Ruttmann’s Opus 2 is one of my favourite abstract motion graphic pieces. The graphics coincide with the orchestral music with a gentle on the eye flow of graphics connoting an abstract the circle of life (in my opinion). To me it seems that the agent grande movement influenced Ruttmann’s work of film expression.

Hans Richter – Rhythem.21 (1921)

Unlike most films in the 1920s featuring people, plants, animals, the ocean, etc. to create a 3 demential depth that shows a foreground, middle ground and background.  This motion image uses geometric shapes like squares and rectangles to create optical effects. I believe that Richer’s work is one of the men leading the way to motion graphics and kinetic typography as we know them today.

Viking Eggeling – Symphonie Diagonale (1924)

Eggeling’s work has a definitive style of agent-grande, dada and cubism. His work has complex forms of lines and shapes created frame by frame with a non naturalistic style. According to Richter, Eggeling “… had succeeded in articulating a complete syntax of form on the basis of line, which he called ‘Generalbass der Malerei.’ I was passionately impressed.”

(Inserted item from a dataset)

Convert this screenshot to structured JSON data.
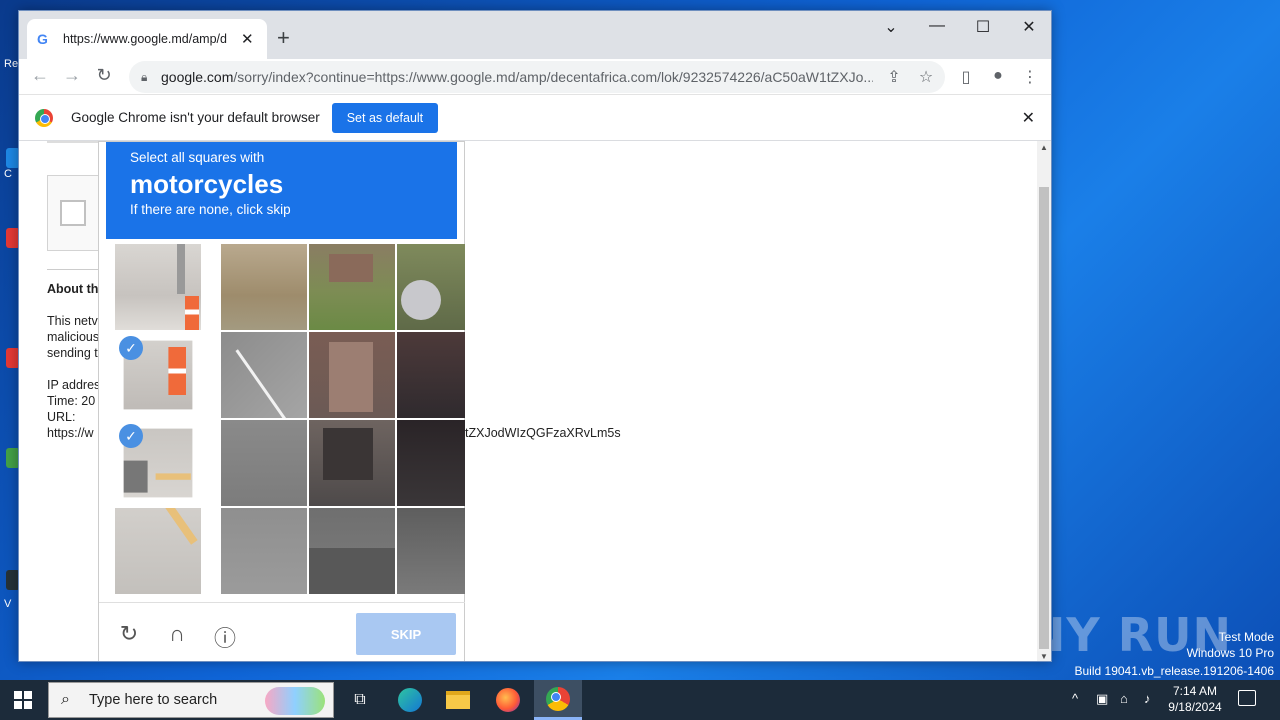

Before computers were widely available, motion graphics were costly and time-consuming, limiting their use to high-budget filmmaking and television production. But the art form continued to evolve with elements such as 3D camera paths, special effects, compositing, colour correction, etc. Animation is also a big part of motion graphics through the use softwares like Adobe After Effects it is possible to animate art, text, photos and video clips. Combining these elements together can capture the attention of vast audiences. Today motion graphics is used to entertain, inform and educate the public, Disney Pixar is one of the leading companies in the entertain section. Inform and educate is farmed out to graphic designers with the skills to use softwares like Adobe After Effects for various companies and governments.

Disney Pixar animation – Toy Story Trailer (1995)

But the technology today doesn’t stop at animation, there are Computer Generated-Imagery, top of the range Special Effects and much more. James Cameron’s Avatar (2009), Titanic (1997) and Aliens (1986) are all significant points in the history of motion image. This is because these films showed the world what modern technology could accomplish. They are some of the best blockbuster films to ever come out , not just because of the effects used, but the storyline, emotions and the innocence of the characters.

Aliens (1986)

Titanic (1997)

Avatar (2009)

Clips from the internet

Government – Don’t fail Idoha by Buck

This info motion graphic really hits home with the realism of the animation. It will make parents and students think about their decisions in their life to do with education and the future. The transitions serve up delightful surprises by the eye-full while visual metaphors peppered throughout the poignant script give the spot equal measures of weight and wit.

http://motionographer.com/2013/03/21/dont-fail-idaho-extended-version-by-buck-2/

Industry – We are Hitachi by Andrew Gill

Gill’s animation was created to show the employees of Hitachi the full spectrum of products and services. His use of kinetic typography and animation to captivate the audience and to understand no matter the nationality what Hitachi are all about, due to the sense of realism.

http://andrewgill.co.uk/?portfolio=we-are-hitachi

TV – T4 This Means War movie special by Andrew Gill

This short film is about the film This Means War. It was created to inform the T4 viewers about the new action/romance/comedy movie staring Reese Witherspoon, Chris Pine and Tom Hardy. The use of the interview footage and animation is clever and it keeps the audience intrigued. They become one with each other as if it was a film.

http://andrewgill.co.uk/?portfolio=this-means-war-t4-movie-special

Andrew Gill

Through some of my research for me I think that Andrew Gill’s work is some of the best motion graphics that I have come across, they are all different for different projects and he has specialised himself to motion graphics with some print work combined. His showreel is  complex and gets across the highlights of his work.

He has worked with some national and international names and organisations like T4, Hitachi, Fair Trade, Swan and Nandos just to name a few. Some of Gill’s work goes into a subsection of motion graphics called kinetic typography, this is when the animation is mainly text orientated.

Fair Trade

This motion graphic for Fairtrade highlights the facts and processes involved with the organisation. It is an info motion graphic. I like the realism involved in getting the message across.

http://andrewgill.co.uk/?portfolio=fairtrade

R308. Creating Worlds

Formed from a mass of confusing, contrasting and inspirational voices, of experiences and ideas that inhabit this one space in time. This is one of my favourites, it just keeps me interested in it and can influence my thinking at the time.

http://andrewgill.co.uk/?portfolio=r308-creating-worlds

Stuff Magazine

This was for a launch of the Stuff iPad app. It is clever and emulates Stuff’s purpose for the viewers, I really enjoy watching it.